Senin, 11 Oktober 2010

Hadist Dhaif dan Maudhu

PENDAHULUAN

Salah satu di antara sederetan musibah atau fitnah besar yang pernah menimpa umat Islam sejak abad pertama hijriah adalah tersebarnya hadits-hadits dha'if (lemah) dan maudhu' (palsu)di kalangan umat. Hal itu juga menimpa para ulama kecuali sederetan pakar hadits dan kritikus yang dikehendaki Allah seperti Imam Ahmad, Bukhari, Ibnu Muin, Abi Hatim ar-Razi, dan lain-lain. Tersebarnya hadits-hadits semacam itu di seluruh wilayah Islam telah meninggalkan dampak negatif yang luar biasa.

Di antaranya adalah terjadinya perusakan segi akidah terhadap hal-hal gaib, segi syariat, dan sebagainya. Telah menjadi kehendak Illahi Yang Maha Bijaksana untuk tidak membiarkan hadits-hadits semacam itu berserakan di sana-sini tanpa mengutus atau memberikan keistimewaan pada sekelompok orang berkemampuan tinggi untuk menghentikan dampak negatif serta menyingkap tabirnya, kemudian menjelaskan hakikatnya kepada khalayak. Mereka itulah para pakar hadits asy syarif, para pengemban panji sunnah nabawiyyah yang telah didoakan Rasulullah saw. dengan sabdanya: ,

"Allah SWT membaikkan kedudukan seseorang yang mendengar sabdaku, memahaminya, menjaganya, dan kemudian menyampaikannya kepada orang lain. Boleh jadi pengemban fiqih akan menyampaikannya kepada yang lebih pandai darinya." (HR Abu Daud dan Tirmidzi serta Ibnu Hibban).

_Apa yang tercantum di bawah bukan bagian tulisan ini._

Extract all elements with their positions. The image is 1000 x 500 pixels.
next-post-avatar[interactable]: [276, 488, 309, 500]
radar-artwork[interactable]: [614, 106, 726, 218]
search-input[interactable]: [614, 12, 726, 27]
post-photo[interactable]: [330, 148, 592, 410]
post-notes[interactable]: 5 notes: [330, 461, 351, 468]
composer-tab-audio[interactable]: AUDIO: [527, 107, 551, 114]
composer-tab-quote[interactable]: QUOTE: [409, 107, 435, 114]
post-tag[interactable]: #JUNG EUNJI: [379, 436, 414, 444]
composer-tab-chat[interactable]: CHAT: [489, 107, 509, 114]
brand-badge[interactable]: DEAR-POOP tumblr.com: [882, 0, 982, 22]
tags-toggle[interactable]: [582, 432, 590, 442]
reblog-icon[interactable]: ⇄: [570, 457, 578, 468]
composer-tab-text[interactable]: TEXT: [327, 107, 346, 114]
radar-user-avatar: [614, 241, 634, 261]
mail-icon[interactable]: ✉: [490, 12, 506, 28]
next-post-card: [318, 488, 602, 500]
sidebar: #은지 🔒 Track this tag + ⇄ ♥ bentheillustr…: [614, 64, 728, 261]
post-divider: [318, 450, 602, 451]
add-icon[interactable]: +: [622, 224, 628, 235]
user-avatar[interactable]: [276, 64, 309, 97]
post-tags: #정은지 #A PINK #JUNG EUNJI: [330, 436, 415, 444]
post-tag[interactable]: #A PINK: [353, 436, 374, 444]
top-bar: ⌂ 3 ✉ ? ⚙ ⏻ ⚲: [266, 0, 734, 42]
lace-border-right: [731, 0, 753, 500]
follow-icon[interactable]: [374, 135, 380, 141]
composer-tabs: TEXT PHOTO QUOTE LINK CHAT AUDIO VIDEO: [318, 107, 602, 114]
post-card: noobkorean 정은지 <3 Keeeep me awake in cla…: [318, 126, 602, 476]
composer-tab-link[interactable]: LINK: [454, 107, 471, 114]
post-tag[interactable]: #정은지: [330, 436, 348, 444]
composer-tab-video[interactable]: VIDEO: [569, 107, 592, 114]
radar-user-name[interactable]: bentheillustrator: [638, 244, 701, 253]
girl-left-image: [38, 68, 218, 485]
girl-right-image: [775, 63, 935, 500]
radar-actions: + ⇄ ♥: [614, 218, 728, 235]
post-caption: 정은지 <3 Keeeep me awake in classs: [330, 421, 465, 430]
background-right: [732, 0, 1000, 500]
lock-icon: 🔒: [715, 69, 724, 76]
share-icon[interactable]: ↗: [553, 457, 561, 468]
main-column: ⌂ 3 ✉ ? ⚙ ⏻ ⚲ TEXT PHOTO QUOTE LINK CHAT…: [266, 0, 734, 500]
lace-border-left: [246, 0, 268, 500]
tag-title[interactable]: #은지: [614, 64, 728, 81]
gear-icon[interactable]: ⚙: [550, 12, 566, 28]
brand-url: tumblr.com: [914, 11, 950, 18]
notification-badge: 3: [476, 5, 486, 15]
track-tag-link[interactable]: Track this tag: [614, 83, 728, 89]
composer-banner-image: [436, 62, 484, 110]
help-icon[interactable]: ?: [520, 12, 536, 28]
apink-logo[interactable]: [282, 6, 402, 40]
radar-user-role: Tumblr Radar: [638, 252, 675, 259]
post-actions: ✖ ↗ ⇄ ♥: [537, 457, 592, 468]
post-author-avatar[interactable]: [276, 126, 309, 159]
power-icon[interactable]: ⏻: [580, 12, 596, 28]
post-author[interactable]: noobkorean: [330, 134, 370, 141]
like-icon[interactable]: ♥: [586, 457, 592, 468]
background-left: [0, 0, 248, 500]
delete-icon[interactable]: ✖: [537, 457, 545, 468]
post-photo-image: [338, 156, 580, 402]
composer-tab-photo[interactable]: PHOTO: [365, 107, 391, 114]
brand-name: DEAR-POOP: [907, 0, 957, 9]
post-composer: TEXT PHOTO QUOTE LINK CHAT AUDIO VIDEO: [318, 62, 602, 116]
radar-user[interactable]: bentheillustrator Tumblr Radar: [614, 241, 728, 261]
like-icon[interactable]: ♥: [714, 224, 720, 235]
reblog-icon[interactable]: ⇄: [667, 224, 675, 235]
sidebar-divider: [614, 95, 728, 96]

Para pakar hadits telah melakukan penelitian dan menjelaskan keadaan hadits- hadits Rasullah dengan menghukuminya sebagai hadits sahih, dha'if,dan maudhu'. Mereka pun membuat aturan dan kaidah-kaidah, khususnya yang berkenaan dengan ilmu tersebut. Siapa pun yang berpengetahuan luas dalam ilmu ini akan mudah mengenali derajat suatu hadits, sekalipun tanpa adanya nash. Inilah yang dikenal dengan nama ilmu Mushthalah Hadits.

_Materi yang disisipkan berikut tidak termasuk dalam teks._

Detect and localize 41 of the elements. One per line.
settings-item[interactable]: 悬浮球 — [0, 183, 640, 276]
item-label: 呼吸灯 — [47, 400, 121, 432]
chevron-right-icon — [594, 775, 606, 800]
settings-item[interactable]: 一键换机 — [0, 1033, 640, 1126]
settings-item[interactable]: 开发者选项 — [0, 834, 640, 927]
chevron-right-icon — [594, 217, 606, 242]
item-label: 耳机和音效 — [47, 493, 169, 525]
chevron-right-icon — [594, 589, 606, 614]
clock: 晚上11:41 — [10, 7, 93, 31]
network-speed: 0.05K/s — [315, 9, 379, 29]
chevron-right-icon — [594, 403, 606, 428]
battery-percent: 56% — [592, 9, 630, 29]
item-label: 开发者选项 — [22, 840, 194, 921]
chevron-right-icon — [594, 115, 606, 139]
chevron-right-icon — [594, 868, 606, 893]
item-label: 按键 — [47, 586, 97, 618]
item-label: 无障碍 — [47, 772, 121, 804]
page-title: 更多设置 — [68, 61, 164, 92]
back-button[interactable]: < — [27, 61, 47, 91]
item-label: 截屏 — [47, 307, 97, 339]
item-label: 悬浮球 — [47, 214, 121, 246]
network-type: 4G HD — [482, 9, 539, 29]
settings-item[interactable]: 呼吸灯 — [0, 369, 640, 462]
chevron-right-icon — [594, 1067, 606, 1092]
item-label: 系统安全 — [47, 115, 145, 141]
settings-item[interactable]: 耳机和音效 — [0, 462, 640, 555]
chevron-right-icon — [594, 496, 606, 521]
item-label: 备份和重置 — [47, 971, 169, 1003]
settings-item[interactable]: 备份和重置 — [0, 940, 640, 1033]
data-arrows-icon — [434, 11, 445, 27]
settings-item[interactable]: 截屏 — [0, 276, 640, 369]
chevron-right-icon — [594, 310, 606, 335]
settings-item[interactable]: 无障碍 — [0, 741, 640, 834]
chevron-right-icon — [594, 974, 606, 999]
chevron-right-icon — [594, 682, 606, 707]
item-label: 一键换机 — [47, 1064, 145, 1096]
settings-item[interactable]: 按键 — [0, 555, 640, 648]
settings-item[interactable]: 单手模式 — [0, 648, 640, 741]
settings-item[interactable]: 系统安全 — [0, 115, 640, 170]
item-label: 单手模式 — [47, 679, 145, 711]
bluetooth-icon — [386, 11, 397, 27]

Para ulama mutakhir telah membuat dan menyusun kitab secara khusus untuk mengenali hadits-hadits Rasulullah saw. dengan menjelaskan kedudukannya. Yang paling terkenal dan paling luas pembahasannya adalah kitab Al-Maqaashidul-Hasanah fi Bayaani Katsiirin minal-Ahaditsil-Musytaharah 'alal-Alsinah karangan al-Hafizh as-Sakhawi. Berikutnya kitab Nashabur-Rayah li Ahaadiitsil-Hidaayah karangan al-Hafizh az- Zayla'i. Kitab ini menjelaskan keadaan atau derajat hadits-hadits yang banyak diutarakan oleh ulama yang bukan pakar hadits, serta menjelaskan mana yang benar-benar hadits dan mana yang bukan.

Kitab-kitab lain di antaranya Al-Mughni Jan Hamlil-Asfari fi takhriji ma fil-Ahya 'i minal-Akhbar karangan al-Hafizh al-Iraqi, Talkhisul-Habir fi Takhriiji Ahaaditsir-Rafi'il-Kabiri karangan Ibnu Hajar al-Asqalani, Takhrij Ahadits al-Kasysyaf karangan Ibnu Hajar dan Takhrij Ahadits asy-Syifa' karangan as-Sayuthi.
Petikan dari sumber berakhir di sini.